Não apenas quando a personagem-título se redime da beleza que a condena à repugnante condição de desejante e desejável, e veste o rosto com a máscara das chagas que precisa ostentar para ser aceita numa família de mulheres vigilantes (“não se pode confiar numa mulher de pele boa”), conservadoras da moral, residentes de uma casa sem paredes, sem quartos, para que “não se durma, não se sonhe” - o sonho pode ser o escape para a volúpia tão vigilantemente reprimida. Mas na precisa coreografia dos atores. Nossos gestos são máscaras.
Tragédia de conteúdo psicanalítico, Doroteia não tem propriamente personagens humanizados em suas nuances, mas arquétipos fragmentados que nos falam da hegemonia da estética, do constrangimento como elemento de conformação social, da importância das castrações para a confirmação das estruturas simbólicas que nos moldam.
Com sua encenação clássica, posturas e projeções vocais elizabetanas, e movimentações emprestadas do teatro japonês tradicional, Cadengue parece reforçar a potência arquetípica do texto de Nelson. Dá tratamento “clássico” à peça e, ao mesmo tempo, reforça comicidades subliminares com o elenco de personagens femininas interpretadas exclusivamente por homens. Roberto Brandão tem o magnetismo de uma esfíngie, em sua postura pênsil entre o desejo da vida pregressa e a vontade de ser aceito/a pela família (“Acho lindo ter parente”). Carlos Lira amplia com sarcasmo e autoridade a mais autoritária das velhas. No papel da Das Dores, a filha natimorta que vaga pela casa e só poderá ser enterrada depois de sentir a náusea que toda mulher deve experimentar por um homem, Mauro Monezi passeia com iconicidade pelas ambiguidades da personagem. Ajudam a por em cena a reflexão sobre as próprias construções sociais sobre o masculino/feminino.

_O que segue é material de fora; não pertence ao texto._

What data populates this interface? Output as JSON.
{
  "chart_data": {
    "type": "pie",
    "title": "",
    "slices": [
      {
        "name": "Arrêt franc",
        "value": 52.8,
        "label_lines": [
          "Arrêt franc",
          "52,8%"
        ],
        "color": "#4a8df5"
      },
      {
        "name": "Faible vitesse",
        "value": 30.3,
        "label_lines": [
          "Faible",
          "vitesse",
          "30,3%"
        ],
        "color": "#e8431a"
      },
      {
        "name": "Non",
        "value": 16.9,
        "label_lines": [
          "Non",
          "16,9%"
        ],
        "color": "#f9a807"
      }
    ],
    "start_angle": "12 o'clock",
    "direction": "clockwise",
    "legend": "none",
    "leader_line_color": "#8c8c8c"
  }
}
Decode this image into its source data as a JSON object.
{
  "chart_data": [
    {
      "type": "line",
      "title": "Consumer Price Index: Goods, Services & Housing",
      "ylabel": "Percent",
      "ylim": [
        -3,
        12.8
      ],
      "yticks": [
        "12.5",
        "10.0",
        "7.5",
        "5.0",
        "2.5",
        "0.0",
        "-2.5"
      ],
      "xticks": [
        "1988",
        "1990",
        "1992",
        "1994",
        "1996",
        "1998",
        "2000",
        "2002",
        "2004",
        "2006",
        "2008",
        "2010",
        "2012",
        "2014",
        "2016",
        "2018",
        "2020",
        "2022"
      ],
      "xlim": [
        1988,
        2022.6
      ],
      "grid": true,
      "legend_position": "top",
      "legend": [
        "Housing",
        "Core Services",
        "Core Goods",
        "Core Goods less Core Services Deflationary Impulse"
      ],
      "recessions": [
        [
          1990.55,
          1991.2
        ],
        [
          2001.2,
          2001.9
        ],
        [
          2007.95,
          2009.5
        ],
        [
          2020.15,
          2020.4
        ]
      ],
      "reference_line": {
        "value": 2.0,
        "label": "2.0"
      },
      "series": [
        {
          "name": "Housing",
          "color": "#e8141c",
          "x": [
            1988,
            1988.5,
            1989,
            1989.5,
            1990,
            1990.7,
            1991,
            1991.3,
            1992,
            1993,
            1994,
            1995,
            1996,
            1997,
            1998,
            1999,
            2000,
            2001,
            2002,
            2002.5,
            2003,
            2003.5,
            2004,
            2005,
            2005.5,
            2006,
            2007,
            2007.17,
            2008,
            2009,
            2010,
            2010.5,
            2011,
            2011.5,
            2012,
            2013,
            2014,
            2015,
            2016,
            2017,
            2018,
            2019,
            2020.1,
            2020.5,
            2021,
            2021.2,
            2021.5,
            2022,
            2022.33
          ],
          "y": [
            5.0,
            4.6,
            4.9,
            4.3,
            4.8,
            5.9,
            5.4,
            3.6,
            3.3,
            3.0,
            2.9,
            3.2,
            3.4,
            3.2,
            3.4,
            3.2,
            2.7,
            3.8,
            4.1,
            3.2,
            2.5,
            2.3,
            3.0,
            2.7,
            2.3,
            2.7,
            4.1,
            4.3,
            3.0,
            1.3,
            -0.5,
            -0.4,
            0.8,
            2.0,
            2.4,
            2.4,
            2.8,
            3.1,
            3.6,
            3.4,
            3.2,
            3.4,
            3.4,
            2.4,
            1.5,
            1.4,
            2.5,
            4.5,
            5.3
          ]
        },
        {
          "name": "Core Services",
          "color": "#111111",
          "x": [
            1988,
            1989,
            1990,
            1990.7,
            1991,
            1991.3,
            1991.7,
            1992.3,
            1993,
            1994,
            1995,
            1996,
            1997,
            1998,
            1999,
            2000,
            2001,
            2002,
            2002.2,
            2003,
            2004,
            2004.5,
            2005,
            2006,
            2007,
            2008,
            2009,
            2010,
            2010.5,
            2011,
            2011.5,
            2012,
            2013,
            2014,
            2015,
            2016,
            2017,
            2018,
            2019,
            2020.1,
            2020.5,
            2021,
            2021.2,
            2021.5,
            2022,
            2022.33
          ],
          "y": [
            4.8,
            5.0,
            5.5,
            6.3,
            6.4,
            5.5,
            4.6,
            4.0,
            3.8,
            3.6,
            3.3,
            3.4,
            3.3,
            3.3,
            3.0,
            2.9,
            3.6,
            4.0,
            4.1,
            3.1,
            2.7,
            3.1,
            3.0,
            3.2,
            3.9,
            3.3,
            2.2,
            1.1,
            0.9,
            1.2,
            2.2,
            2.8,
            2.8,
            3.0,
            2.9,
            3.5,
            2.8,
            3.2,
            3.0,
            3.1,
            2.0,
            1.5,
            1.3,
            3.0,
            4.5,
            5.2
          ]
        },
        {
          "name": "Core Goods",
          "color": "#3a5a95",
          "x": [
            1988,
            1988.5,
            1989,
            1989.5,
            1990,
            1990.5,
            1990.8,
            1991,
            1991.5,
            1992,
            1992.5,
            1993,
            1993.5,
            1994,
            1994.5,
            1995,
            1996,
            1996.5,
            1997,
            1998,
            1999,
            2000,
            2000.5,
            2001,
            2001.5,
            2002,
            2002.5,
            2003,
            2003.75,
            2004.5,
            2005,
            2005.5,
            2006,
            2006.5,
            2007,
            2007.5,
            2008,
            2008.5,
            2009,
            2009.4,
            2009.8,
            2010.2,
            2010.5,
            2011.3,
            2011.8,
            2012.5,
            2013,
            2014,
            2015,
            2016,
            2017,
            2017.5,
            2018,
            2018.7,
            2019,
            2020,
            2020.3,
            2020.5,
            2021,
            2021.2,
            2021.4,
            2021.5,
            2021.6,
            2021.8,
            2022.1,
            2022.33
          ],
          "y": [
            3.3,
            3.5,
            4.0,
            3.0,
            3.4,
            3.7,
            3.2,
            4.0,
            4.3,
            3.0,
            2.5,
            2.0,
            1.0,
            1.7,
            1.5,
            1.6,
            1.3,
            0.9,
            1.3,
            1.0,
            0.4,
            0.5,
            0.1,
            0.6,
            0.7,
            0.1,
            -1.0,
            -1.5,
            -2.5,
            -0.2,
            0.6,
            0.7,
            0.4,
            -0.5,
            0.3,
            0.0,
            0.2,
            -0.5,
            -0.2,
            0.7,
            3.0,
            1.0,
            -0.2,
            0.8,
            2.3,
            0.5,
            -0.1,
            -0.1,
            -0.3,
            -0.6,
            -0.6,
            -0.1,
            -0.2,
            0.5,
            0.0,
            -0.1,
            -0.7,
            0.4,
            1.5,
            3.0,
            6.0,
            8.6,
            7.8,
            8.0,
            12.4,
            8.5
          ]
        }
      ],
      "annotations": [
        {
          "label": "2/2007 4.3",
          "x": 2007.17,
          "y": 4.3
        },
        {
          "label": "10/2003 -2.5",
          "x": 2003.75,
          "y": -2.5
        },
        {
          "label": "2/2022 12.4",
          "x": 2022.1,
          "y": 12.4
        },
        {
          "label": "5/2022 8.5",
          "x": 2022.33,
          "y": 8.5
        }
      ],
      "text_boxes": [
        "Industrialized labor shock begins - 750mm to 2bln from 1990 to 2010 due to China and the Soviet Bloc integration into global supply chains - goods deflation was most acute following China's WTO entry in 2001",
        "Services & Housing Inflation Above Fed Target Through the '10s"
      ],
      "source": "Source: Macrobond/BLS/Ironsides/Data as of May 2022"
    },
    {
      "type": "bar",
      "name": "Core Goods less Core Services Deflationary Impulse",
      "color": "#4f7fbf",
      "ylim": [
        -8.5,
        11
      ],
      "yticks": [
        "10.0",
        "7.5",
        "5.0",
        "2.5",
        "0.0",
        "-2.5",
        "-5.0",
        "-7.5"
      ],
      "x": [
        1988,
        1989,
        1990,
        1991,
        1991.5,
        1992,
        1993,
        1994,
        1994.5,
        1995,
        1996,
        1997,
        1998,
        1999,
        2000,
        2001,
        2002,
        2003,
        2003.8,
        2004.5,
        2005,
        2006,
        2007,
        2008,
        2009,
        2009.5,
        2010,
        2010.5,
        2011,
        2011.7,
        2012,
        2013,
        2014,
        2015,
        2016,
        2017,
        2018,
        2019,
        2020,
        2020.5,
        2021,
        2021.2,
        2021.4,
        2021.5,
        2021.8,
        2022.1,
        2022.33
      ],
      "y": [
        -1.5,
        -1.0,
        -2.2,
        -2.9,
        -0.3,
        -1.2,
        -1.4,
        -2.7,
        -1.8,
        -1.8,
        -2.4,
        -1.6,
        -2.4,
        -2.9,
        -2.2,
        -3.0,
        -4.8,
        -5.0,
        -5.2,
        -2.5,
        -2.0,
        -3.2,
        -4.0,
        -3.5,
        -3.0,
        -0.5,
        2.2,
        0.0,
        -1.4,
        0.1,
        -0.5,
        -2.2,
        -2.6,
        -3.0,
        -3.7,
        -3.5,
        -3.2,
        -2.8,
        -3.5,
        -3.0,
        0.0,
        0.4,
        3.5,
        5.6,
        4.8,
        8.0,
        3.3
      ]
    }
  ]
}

Certamente desagradável quando de sua estreia, em 1947, Doroteia hoje, apesar de contemporânea, tem comicidades latentes. A cena em que as velhas se locupletam de suas feiuras nos arranca, aos risos, da cadeira - ainda que um riso algo sarcástico. Se menos solene, a trilha sonora talvez nos ajudasse a potencializar certas ironias. Com Doroteia, Cadengue confirma seu gênio criador quando se debruça sobre Rodrigues.
Doroteia. Teatro Barreto Júnior, Pina. Tel.: 3355-6398. De sexta a domingo, até 22 de junho. Às 20h. R$ 20 (inteira). Hoje, R$ 14.